10 | lebur

511 117 151
                                    

hai haiii.

first of all, terima kasih buat ucapan cepat sembuh dari teman temann. it really means a lot. terima kasih juga yaa buat pengertiannya karena aku nggak bisa update kemarin

dan tentu saja terima kasih buat semuaa komen di chap sebelumnya yang melampaui target. kalian keren abiezzzz,,,

target chapter ini masih 120 komentar tapi ditambah dengan 90 votes yaww

happy reading!

***

Matahari perlahan-lahan mulai tenggelam kembali ke peraduan ketika Jingga dan Jiwa kembali ke Galar.

Di luar dugaan Jingga, ternyata menghabiskan waktu bersama Jiwa bukanlah sesuatu yang buruk, bahkan jauh dari itu. Laki-laki itu memang punya 1001 cara untuk membuat Jingga harus menahan diri agar tidak membenturkan kepala ke tembok saking lelahnya, namun di sisi lain, Jiwa bisa menjelma menjadi sosok yang mengacaukan debar jantung Jingga.

Jiwa membawa warna baru bagi hidup Jingga yang selama ini terasa kelabu.

Jingga melangkah keluar dari kamar mandi dengan handuk yang membalut tubuhnya. Ia yang baru saja selesai membersihkan tubuhnya setelah hampir seharian ini menghabiskan waktunya di luar mengernyit tatkala tidak menemukan ponselnya di kamar. Pasalnya tadi saat sedang di jalan pulang, Haza mengirimkan pesan bahwa laki-laki itu akan mampir untuk mengambil jasnya yang ketinggalan kemarin. Jingga hendak mengecek apakah Haza sudah hampir sampai atau belum.
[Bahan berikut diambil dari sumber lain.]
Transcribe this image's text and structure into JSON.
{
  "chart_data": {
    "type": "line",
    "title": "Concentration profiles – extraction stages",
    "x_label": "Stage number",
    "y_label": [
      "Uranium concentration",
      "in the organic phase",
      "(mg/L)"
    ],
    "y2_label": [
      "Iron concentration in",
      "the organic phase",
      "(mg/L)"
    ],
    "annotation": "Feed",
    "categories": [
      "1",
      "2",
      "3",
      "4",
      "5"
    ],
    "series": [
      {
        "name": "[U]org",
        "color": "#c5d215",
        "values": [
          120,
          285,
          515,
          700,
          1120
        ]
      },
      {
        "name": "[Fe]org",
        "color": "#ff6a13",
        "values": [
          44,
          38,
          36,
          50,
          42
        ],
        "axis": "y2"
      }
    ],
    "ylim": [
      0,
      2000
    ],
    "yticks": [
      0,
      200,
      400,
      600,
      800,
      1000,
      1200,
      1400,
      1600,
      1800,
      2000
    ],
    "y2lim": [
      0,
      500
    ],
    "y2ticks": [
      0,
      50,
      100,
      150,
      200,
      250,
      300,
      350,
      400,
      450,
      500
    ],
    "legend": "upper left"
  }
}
Jingga melangkah menuju ke ruang kerjanya ketika teringat bahwa ia meninggalkan ponselnya di dalam tas yang tergeletak di meja kerja. Namun tepat ketika ia menginjakkan kaki di ambang yang menghubungkan kamar dan ruang kerjanya, Jingga seketika langsung berhenti bergerak dan memekik kaget.

"HUAAAAAAAA!!!"

Di ujung sana, Haza baru saja masuk ke dalam ruangan dan kini juga tampak tak kalah terkejut dengan Jingga. Laki-laki itu sontak memalingkan muka melihat pemandangan di hadapannya.
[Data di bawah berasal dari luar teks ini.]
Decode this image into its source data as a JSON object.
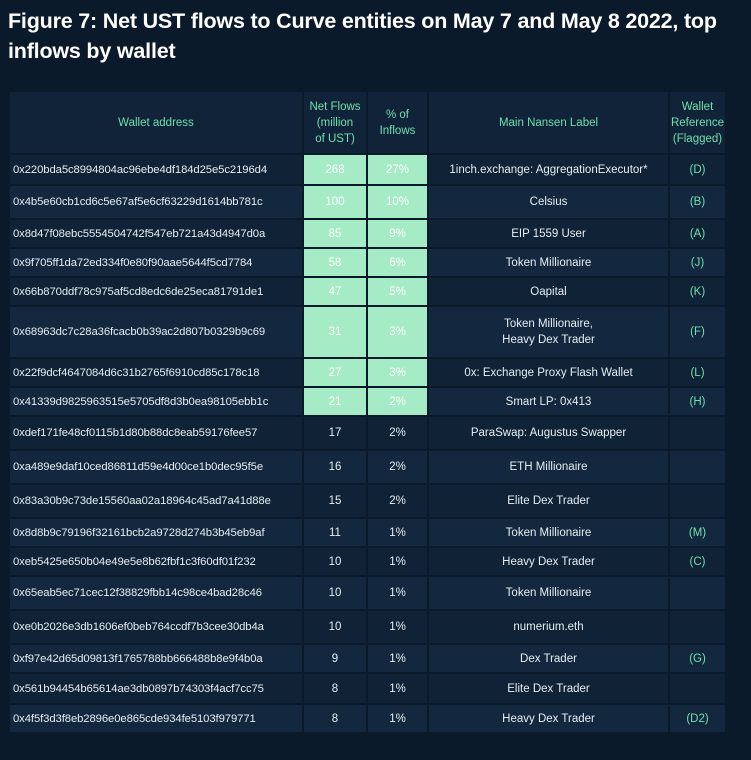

Tanpa mengatakan apa-apa, Jingga langsung berlari masuk ke kamarnya kembali dengan wajah merah padam. Sementara Haza masih membeku di tempatnya dengan wajah yang terasa panas dan telinga yang sudah memerah. Laki-laki itu berusaha mengendalikan diri, mencoba mengenyahkan apa yang baru saja ia lihat dari kepalanya.

Lucu, sebenarnya. Karena Haza pernah melihat lebih dari itu.

Ketika kurang dari 5 menit kemudian Jingga kembali—kali ini sudah berpakaian lengkap—Haza langsung menjadi yang pertama bersuara.

"Ma—maaf. Tadi kamu bilang saya bisa langsung masuk kalau kamu belum pulang, dan saya kira kamu masih di luar. Sekali lagi—"

"It's okay." Jingga menyela. Rasanya ia akan lebih malu kalau Haza terus meminta maaf atas kejadian barusan. Jingga lantas mengulurkan jas Haza yang ia simpan di kamarnya.

"Thank you."

"Mas Haza ada perlu apa dateng kemarin?"

Untuk sejenak, Haza terdiam, teringat kembali bagaimana ia berlari keluar dari gedung dengan wajah panik, mengabaikan Alice yang bertanya ia hendak ke mana, juga memilih untuk menyetir sendiri karena tahu supirnya tidak akan berkendara secepat yang ia lakukan ia kemarin.

"Oh. Kemarin saya dateng untuk... Minta maaf." Dan untuk sebuah alasan, Haza memilih untuk mengelak. "Saya mau minta maaf soal Papa yang masih aja gangguin kamu dan minta kamu untuk dateng ke acara keluarga Casugraha. Saya tau kamu pasti nggak nyaman dan itu bukan kali pertama Papa bertingkah begitu. Saya akan bicara sama Papa supaya nggak terus-menerus menghubungi kamu."